People eat, put on makeup, play with the stereo, and of course, talk on their mobile phones while driving. Why not add e-mail to the list?
A Waterloo, Ontario company has done just that, and Intelligent Mechatronic Systems (IMS) says its iLane device — “the world’s first hands-free and eyes-free e-mail solution for in-vehicle use” — is a safe way to do it.
The iLane’s voice-based interface alerts drivers to incoming e-mails on their BlackBerry, Palm Treo or other Bluetooth-enabled handheld device, and then reads those e-mails out loud in what the company describes as a “natural sounding voice.” Additionally, the device can take commands for composing and forwarding e-mail, and even short message service (SMS) communications.
“iLane is the first and only solution to provide users with complete mobile data connectivity in a manner that focuses on driver safety,” said IMS President and CEO Otman Basir.
iLane is based on a router-sized device that, when placed onboard a vehicle, can interact with the vehicle’s driver and a BlackBerry or other Bluetooth-enabled smart phone, iLane Product Manager Ben Miners told TechNewsWorld.
E-mail can even be prioritized and filtered for spam by users who extend their e-mail rules and preferences to their iLane account, Miner said.
iLane interacts with Bluetooth enabled devices, and can manage meeting requests, phone calls and some e-mail attachments using voice commands alone, IMS said.
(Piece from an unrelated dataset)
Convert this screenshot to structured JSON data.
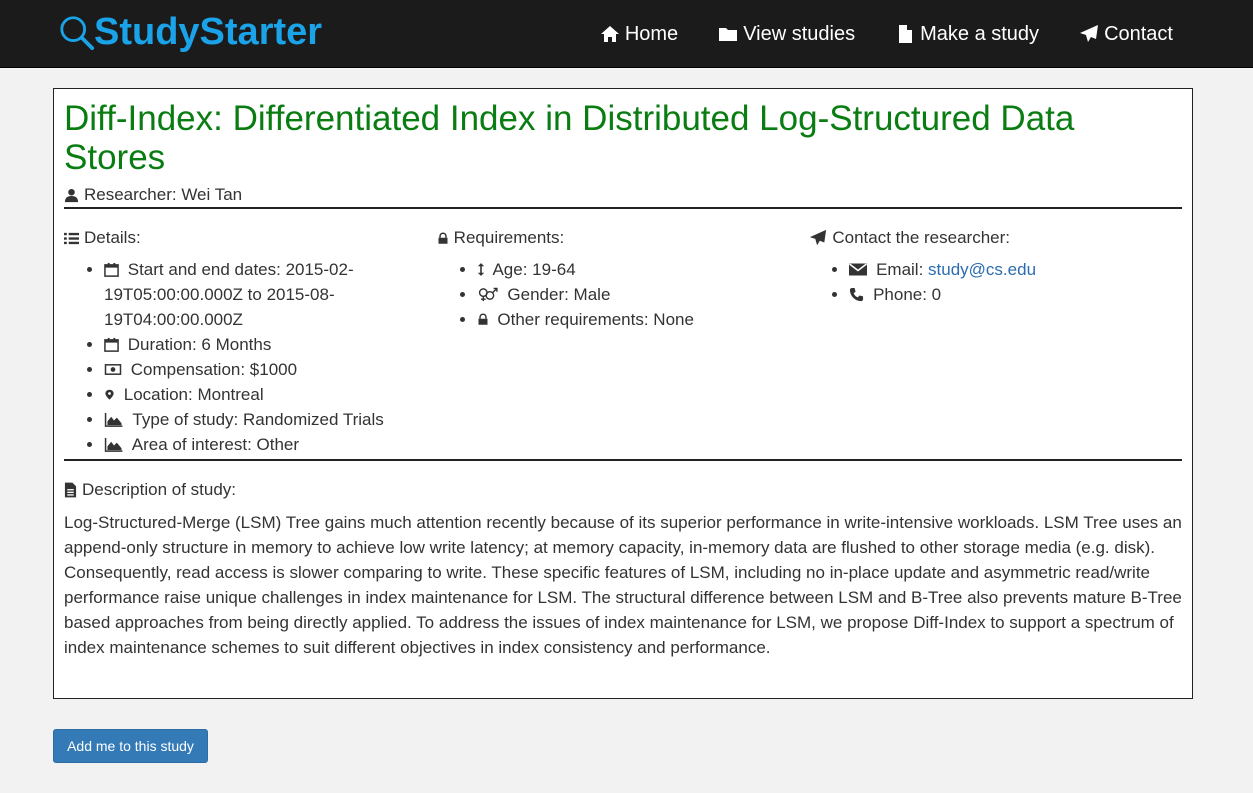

While some studies show that even the use of hands-free communications devices while driving can be a significant distraction, Miners indicated the iLane is intended for busy executives who need easy access to e-mail when on the road.
“It’s a safer alternative to pulling a PDA or smart phone out of your pocket,” he said, adding some research shows that one in five U.S. drivers used a handheld or a laptop while they drove in 2005.
IMS did not release pricing for the device, which is reportedly the focus of negotiations with automotive equipment manufacturers and international network carriers.
Voice and Vocabulary
The new iLane may be limited to the niche markets of corporate field workers on the road, and commercial telematics such as trucking, ABI Research Director of Transportation Research Frank Viquez told TechNewsWorld.
While iLane is an onboard device, OnStar works with a central server that may be more easily updated or changed, according to Viquez, who pointed out the significance of the ability to upgrade such rapidly changing telematics technology.
In response to such concerns, Miners acknowledged that iLane’s read-back will not always be flawless. He added, however, that users in some specialty fields, such as medical or science, will be able to obtain add-on packages for more advanced text-to-speech capabilities.
Hitting the Gas
With General Motors pledging that all of its vehicles will feature the hands-free voice and e-mail functionality of its OnStar system by 2008, Viquez says the race to put more hands-free technology in cars may be on.
If so, GM’s OnStar could be at an immediate disadvantage, in that it relies on a central server, rather than an onboard device like the iLane. Viquez thinks this could prove to be a key difference when it comes to the issue of upgradability, since car technology, also known as telematics, is new and rapidly changing.
Many corporations and organizations presently bar traveling employees from using handheld devices while driving due to liability concerns, but hands-free devices like the iLane may be a solution to this problem for some workers.